A total amount of $45.5 million was achieved by New Zealand Post’s seven property sell down; however the company has not revealed the identity of the purchaser.
As of now, New Zealand Post media communications manager Keith FitzPatrick would not reveal the prices of each individual property, except the $45.5 million total of all seven sales.
Furthermore, till the time, the deal, handled by Colliers International, settles by the end of June, the identity of the purchaser will not be disclosed.
Recently, the downstream businesses in New Zealand were reviewed by Oil giant Shell including its 230 petrol stations following which it has appointed UBS to find a buyer.
It was a confirmed by a spokeswoman for Shell that the company would be selling everything, however will keep its extensive oil and gas exploration assets in New Zealand, mostly in Taranaki, and a 36 per cent stake in Construction Company Fulton and Hogan.
It has been informed by Ports of Auckland that since its container wharves are undergoing an enormous restructuring, 28 professionals would lose their jobs.
Last month, the port’s initial proposal had come to scene, which had specified an overall reduction in staff numbers of 30, out of a total of 202 who work in the affected parts of the business.
The majority of visiting container ships would be berthed by the port at its newly expanded Fergusson terminal, and base all stevedoring staff there from the month of July.
In a representative hearing, which will decide the fate of investors in three apartment buildings, saw retired Aucklander Peggy Whyte becoming the first Blue Chip investor to take the stand.
It should be noted that of 34 inventors who have targeted three property development companies Greenstone Barclay Trustees, Turn and Wave and Icon Central in a court case that is likely to last six weeks, Mrs. Whyte is also one of them.
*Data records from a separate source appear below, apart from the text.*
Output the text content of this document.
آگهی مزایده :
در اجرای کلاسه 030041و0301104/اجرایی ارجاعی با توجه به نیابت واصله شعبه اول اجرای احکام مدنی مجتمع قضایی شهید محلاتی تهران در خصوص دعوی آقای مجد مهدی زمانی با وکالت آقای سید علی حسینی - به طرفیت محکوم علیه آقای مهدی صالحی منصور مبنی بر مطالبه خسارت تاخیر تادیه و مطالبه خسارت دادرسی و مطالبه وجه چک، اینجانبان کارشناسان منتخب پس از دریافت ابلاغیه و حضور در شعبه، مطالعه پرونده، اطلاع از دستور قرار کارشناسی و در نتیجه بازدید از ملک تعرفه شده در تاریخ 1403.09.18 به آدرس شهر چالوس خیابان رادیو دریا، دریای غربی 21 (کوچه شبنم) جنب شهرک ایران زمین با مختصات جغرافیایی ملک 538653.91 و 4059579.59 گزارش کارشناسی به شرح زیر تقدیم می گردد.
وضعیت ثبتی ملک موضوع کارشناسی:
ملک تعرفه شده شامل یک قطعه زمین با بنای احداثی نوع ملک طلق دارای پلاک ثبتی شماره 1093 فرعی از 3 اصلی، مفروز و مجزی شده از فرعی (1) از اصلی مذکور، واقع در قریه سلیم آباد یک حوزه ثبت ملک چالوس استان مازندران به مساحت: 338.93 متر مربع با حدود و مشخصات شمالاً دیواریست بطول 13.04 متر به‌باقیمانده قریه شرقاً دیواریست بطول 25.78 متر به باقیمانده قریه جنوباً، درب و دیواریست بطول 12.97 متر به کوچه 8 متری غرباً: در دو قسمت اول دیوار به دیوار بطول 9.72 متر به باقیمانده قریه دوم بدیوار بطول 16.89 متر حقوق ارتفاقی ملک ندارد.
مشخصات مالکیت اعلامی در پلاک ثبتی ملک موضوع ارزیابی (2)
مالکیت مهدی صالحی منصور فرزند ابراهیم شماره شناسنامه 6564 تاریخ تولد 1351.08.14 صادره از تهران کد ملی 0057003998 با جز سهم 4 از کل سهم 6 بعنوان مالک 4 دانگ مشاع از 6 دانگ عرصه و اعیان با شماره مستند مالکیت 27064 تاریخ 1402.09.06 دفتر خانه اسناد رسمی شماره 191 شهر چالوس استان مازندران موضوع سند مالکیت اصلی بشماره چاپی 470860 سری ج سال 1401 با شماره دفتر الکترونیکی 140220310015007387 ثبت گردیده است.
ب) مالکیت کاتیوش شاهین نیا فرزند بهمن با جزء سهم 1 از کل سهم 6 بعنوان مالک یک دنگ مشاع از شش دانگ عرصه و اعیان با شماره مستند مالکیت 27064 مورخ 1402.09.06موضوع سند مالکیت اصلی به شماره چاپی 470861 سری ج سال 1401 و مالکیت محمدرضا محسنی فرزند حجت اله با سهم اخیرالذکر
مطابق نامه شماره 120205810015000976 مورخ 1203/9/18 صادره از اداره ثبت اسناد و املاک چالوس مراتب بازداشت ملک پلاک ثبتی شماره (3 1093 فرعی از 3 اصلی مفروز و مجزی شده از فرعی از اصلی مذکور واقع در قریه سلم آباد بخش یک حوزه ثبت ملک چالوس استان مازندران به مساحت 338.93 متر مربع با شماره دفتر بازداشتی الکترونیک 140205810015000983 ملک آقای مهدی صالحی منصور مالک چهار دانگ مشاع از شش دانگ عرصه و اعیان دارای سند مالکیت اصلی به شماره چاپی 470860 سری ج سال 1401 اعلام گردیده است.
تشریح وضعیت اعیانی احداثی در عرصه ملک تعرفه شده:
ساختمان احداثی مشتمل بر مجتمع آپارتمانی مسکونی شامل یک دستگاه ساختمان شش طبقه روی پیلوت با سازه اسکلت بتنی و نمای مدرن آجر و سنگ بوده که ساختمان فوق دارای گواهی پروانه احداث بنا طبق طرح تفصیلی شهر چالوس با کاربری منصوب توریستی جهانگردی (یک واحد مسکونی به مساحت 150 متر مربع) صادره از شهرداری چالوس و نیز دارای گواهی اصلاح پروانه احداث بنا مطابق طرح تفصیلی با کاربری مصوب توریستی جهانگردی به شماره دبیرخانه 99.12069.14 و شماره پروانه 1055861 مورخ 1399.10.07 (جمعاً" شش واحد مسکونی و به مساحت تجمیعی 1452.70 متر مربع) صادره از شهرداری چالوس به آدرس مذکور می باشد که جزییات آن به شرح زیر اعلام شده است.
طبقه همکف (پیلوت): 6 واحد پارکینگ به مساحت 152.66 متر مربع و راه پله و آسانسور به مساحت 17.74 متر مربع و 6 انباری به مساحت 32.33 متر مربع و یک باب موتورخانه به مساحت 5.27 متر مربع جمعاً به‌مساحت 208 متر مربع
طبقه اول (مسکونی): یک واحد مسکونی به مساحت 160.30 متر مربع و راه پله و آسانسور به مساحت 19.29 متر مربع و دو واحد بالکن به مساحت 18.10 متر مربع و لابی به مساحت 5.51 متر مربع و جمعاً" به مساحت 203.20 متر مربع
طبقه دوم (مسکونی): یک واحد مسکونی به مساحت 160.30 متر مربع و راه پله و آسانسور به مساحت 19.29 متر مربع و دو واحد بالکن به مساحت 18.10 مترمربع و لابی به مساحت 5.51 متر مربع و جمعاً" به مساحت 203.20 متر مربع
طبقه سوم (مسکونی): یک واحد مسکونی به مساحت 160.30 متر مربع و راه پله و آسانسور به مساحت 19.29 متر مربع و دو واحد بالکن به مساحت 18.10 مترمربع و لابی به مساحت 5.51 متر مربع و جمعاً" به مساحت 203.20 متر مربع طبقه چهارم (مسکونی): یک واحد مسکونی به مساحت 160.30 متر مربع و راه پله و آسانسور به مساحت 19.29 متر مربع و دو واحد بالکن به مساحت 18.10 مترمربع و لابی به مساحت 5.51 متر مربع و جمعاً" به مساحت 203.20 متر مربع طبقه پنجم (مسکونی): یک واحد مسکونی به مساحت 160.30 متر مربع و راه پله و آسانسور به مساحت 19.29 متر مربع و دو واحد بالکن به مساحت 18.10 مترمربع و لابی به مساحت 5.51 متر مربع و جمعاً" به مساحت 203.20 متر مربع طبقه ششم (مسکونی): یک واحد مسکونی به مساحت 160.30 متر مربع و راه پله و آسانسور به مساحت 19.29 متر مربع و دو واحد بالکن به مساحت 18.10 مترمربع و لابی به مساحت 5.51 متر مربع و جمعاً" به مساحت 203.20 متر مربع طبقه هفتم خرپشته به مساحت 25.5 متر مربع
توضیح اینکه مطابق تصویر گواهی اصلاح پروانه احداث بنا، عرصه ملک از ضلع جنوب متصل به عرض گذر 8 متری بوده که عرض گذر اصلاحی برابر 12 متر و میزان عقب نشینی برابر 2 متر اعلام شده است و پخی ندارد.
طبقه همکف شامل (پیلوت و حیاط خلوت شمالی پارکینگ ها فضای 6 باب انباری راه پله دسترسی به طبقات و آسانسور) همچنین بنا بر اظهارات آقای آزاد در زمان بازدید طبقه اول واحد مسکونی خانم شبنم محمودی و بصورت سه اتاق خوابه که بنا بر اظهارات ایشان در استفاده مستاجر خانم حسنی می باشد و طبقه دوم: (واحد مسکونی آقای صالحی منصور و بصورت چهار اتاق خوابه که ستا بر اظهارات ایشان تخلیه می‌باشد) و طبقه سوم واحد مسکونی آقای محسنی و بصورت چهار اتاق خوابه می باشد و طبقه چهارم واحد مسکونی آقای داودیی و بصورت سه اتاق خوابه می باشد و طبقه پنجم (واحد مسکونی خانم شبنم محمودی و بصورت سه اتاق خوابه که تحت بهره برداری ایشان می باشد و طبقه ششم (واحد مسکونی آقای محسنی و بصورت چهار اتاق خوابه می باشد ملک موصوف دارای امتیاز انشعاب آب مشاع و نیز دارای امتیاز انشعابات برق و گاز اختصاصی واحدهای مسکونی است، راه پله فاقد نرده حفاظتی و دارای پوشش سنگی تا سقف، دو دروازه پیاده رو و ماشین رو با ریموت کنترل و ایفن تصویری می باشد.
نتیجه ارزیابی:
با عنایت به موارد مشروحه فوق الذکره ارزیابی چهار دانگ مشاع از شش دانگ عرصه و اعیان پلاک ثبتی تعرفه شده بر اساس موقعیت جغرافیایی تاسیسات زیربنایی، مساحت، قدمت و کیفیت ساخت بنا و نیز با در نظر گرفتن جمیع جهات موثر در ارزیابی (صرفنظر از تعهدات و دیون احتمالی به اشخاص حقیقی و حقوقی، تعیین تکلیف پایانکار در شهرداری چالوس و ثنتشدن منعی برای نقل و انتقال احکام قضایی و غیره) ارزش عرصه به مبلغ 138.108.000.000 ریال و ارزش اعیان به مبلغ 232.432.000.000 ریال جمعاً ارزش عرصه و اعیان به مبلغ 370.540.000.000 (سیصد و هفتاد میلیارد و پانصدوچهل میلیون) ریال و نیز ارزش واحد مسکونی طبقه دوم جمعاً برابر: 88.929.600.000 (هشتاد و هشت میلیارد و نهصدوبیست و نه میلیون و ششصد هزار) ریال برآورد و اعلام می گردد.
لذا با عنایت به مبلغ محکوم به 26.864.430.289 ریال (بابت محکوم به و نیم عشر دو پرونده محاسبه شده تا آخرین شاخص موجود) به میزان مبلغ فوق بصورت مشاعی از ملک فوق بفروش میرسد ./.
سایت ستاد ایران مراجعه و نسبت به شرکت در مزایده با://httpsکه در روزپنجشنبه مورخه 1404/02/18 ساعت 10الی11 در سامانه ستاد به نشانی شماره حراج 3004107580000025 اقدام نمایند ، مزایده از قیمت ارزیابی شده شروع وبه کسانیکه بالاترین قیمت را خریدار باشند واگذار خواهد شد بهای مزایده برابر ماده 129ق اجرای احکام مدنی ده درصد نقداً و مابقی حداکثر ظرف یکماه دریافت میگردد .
Statistics for accommodation have witnessed a drop by 11% for the month of March, mostly affected by the late arrival of Easter this year.
For accommodation providers the depressed headline numbers from Statistics New Zealand are more bad news, but are unsurprising.
The statistics were low universally across the country and led by a 24 % decrease in paid guest nights in camping grounds for each accommodation type, typically strong performers during the Easter break.
Approximately 82,000 New Zealand firms have had their credit risk or payment profile downgraded since January 2008, as they clearly saw the signs of stress in the recessionary economy.
It was confirmed by Credit reporting agency Dun & Bradstreet, which released the data today that this has come as the largest number of downgrades ever, over a 15 month period.